Ammonia capture by adsorption on doped and undoped activated carbon: Isotherm and breakthrough curve measurements

Abstract

Doped and undoped activated carbons were characterized by scanning electron microscopy, energy dispersive spectrometry, helium pycnometry, mercury intrusion porosimetry, and adsorption isotherms of nitrogen and carbon dioxide. The adsorption isotherms of ammonia were measured at 278, 293, 303, and 318 K and pressures up to 105 kPa using a manometric system on both activated carbons. These measurements showed that the doped activated carbon had the highest ammonia adsorption capacity, especially at low ammonia partial pressures.
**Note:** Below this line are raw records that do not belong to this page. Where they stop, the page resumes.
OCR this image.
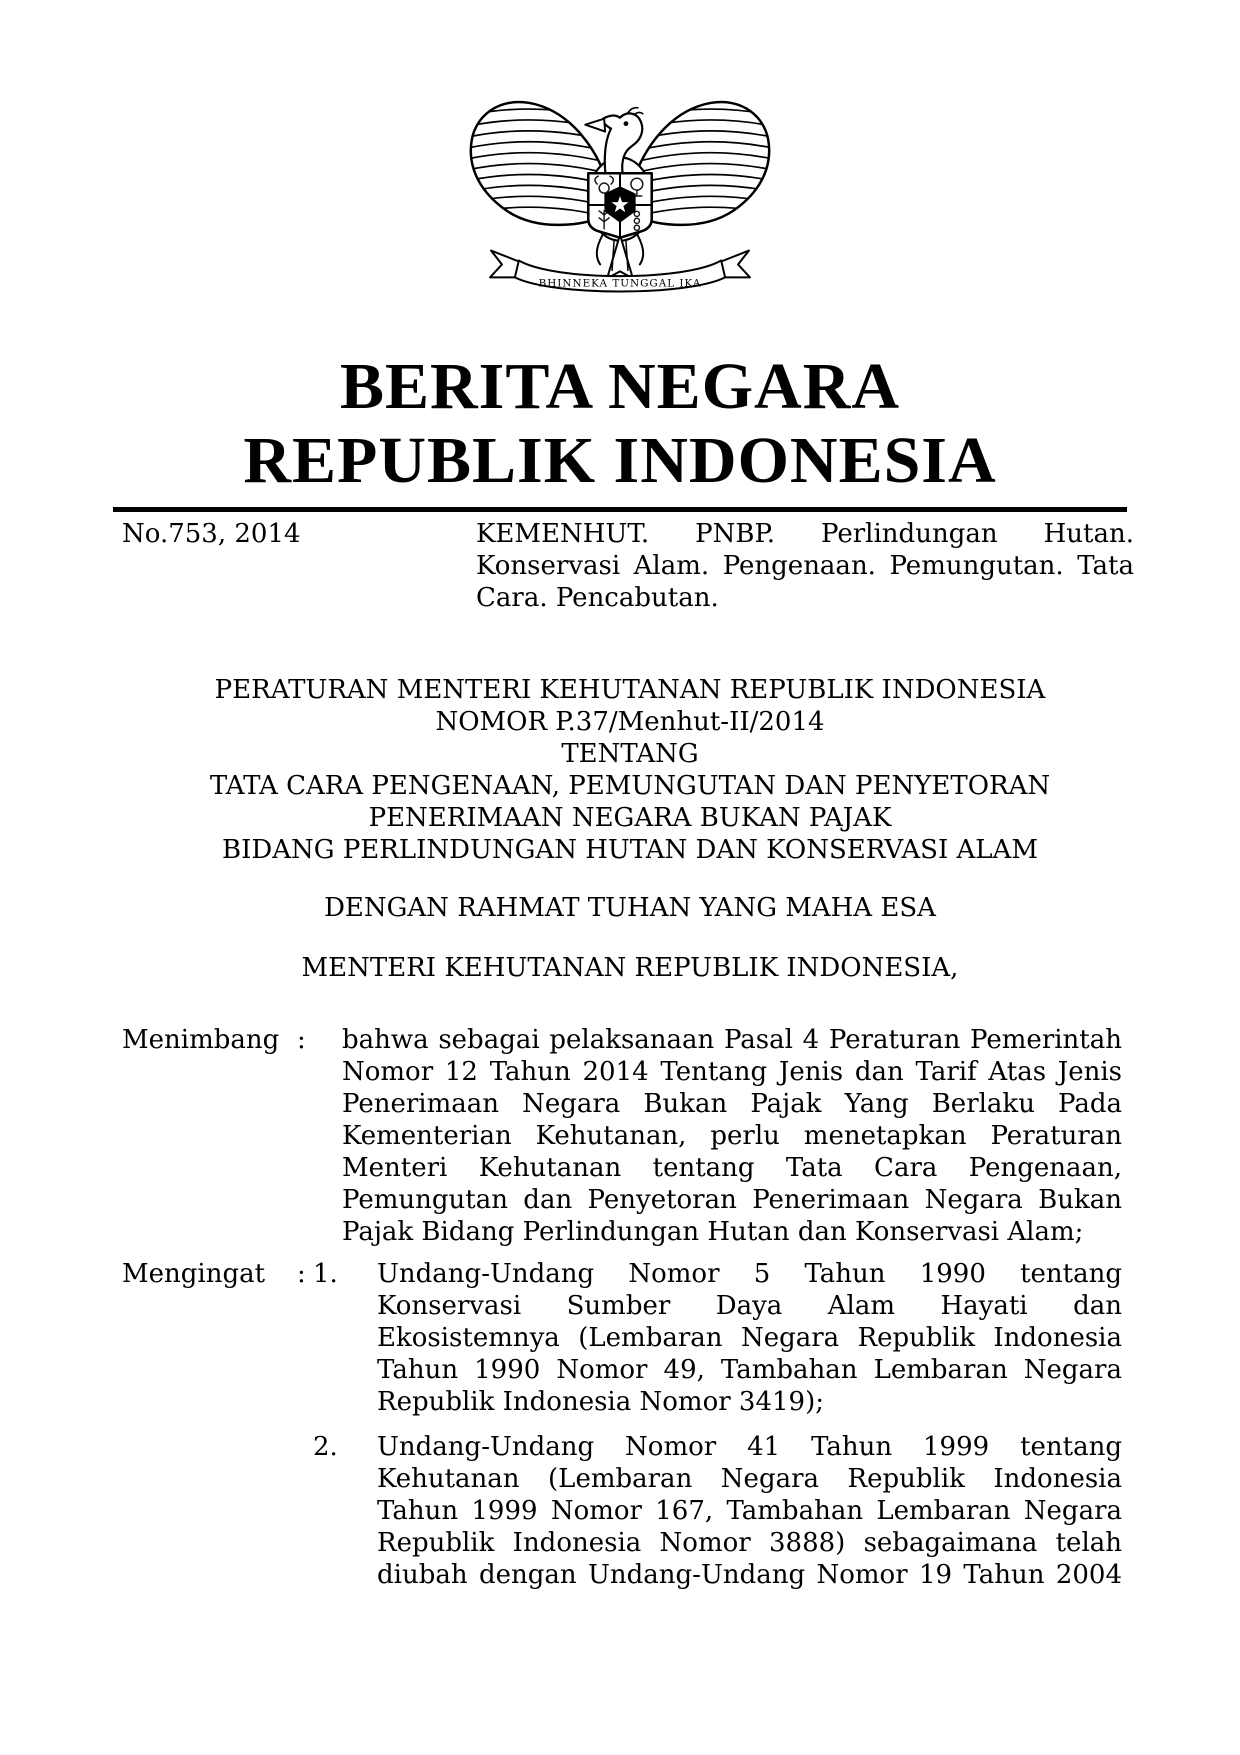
BHINNEKA TUNGGAL IKA
BERITA NEGARA
REPUBLIK INDONESIA
No.753, 2014	KEMENHUT. PNBP. Perlindungan Hutan. Konservasi Alam. Pengenaan. Pemungutan. Tata Cara. Pencabutan.
PERATURAN MENTERI KEHUTANAN REPUBLIK INDONESIA
NOMOR P.37/Menhut-II/2014
TENTANG
TATA CARA PENGENAAN, PEMUNGUTAN DAN PENYETORAN
PENERIMAAN NEGARA BUKAN PAJAK
BIDANG PERLINDUNGAN HUTAN DAN KONSERVASI ALAM
DENGAN RAHMAT TUHAN YANG MAHA ESA
MENTERI KEHUTANAN REPUBLIK INDONESIA,
Menimbang :	bahwa sebagai pelaksanaan Pasal 4 Peraturan Pemerintah Nomor 12 Tahun 2014 Tentang Jenis dan Tarif Atas Jenis Penerimaan Negara Bukan Pajak Yang Berlaku Pada Kementerian Kehutanan, perlu menetapkan Peraturan Menteri Kehutanan tentang Tata Cara Pengenaan, Pemungutan dan Penyetoran Penerimaan Negara Bukan Pajak Bidang Perlindungan Hutan dan Konservasi Alam;
Mengingat	: 1.	Undang-Undang Nomor 5 Tahun 1990 tentang Konservasi Sumber Daya Alam Hayati dan Ekosistemnya (Lembaran Negara Republik Indonesia Tahun 1990 Nomor 49, Tambahan Lembaran Negara Republik Indonesia Nomor 3419);
2.	Undang-Undang Nomor 41 Tahun 1999 tentang Kehutanan (Lembaran Negara Republik Indonesia Tahun 1999 Nomor 167, Tambahan Lembaran Negara Republik Indonesia Nomor 3888) sebagaimana telah diubah dengan Undang-Undang Nomor 19 Tahun 2004
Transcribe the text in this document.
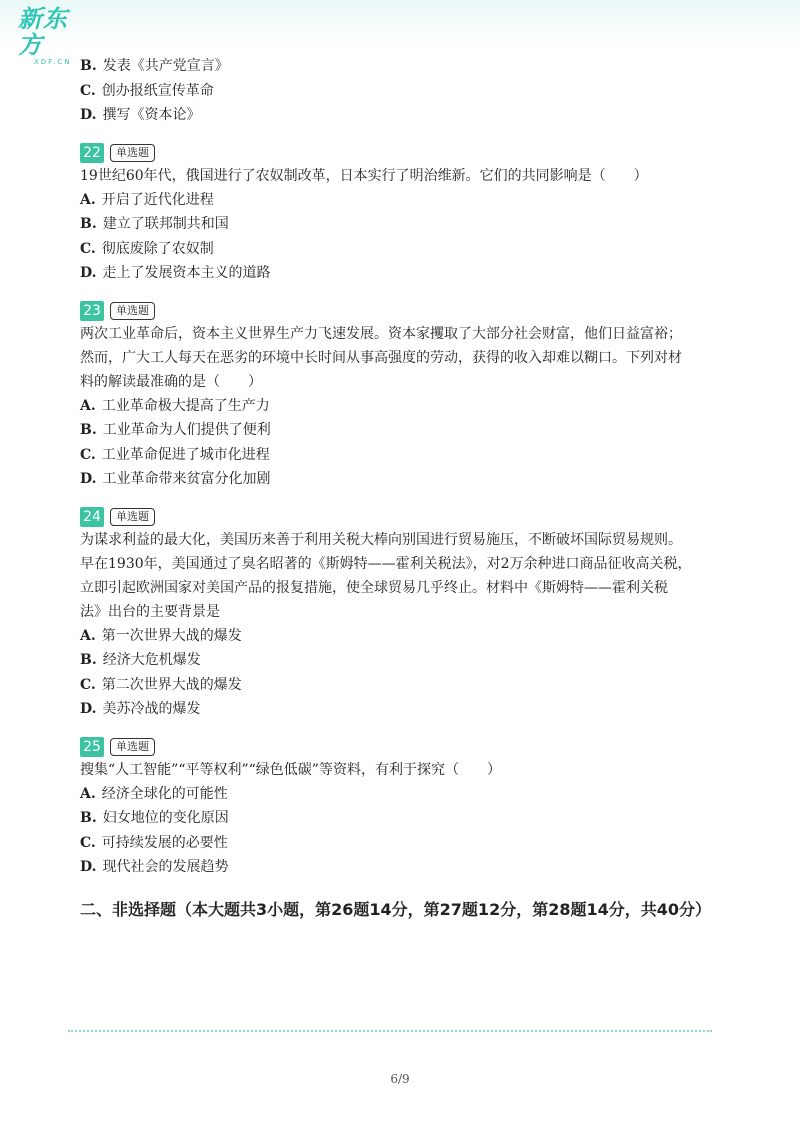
新东方
XDF.CN B. 发表《共产党宣言》
C. 创办报纸宣传革命
D. 撰写《资本论》
22	单选题
19世纪60年代，俄国进行了农奴制改革，日本实行了明治维新。它们的共同影响是（　　）
A. 开启了近代化进程
B. 建立了联邦制共和国
C. 彻底废除了农奴制
D. 走上了发展资本主义的道路
23	单选题
两次工业革命后，资本主义世界生产力飞速发展。资本家攫取了大部分社会财富，他们日益富裕；
然而，广大工人每天在恶劣的环境中长时间从事高强度的劳动，获得的收入却难以糊口。下列对材
料的解读最准确的是（　　）
A. 工业革命极大提高了生产力
B. 工业革命为人们提供了便利
C. 工业革命促进了城市化进程
D. 工业革命带来贫富分化加剧
24	单选题
为谋求利益的最大化，美国历来善于利用关税大棒向别国进行贸易施压，不断破坏国际贸易规则。
早在1930年，美国通过了臭名昭著的《斯姆特——霍利关税法》，对2万余种进口商品征收高关税，
立即引起欧洲国家对美国产品的报复措施，使全球贸易几乎终止。材料中《斯姆特——霍利关税
法》出台的主要背景是
A. 第一次世界大战的爆发
B. 经济大危机爆发
C. 第二次世界大战的爆发
D. 美苏冷战的爆发
25	单选题
搜集“人工智能”“平等权利”“绿色低碳”等资料，有利于探究（　　）
A. 经济全球化的可能性
B. 妇女地位的变化原因
C. 可持续发展的必要性
D. 现代社会的发展趋势
二、非选择题（本大题共3小题，第26题14分，第27题12分，第28题14分，共40分）
6/9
The Toth isotherm model was used to correlate the adsorption isotherms and estimate the isosteric heats of adsorption at 278 K and at zero fractional loading that were 25.6 and 41.9 kJ.mol−1 for undoped and doped activated carbon, respectively. Ammonia breakthrough curves were measured with both activated carbons in a pilot column. The behavior of doped and undoped activated carbon during adsorption/desorption cycles shows that despite the possibility of regeneration and enhancement of undoped activated carbon, the doped activated carbon provides better single use performance. A study of the operating parameters of doped activated carbon was conducted to evaluate the effects of ammonia concentration, gas flow rate, operating temperature, and relative humidity. The occurrence of two independent ammonia adsorption mechanisms (chemical and physical) on the doped activated was demonstrated.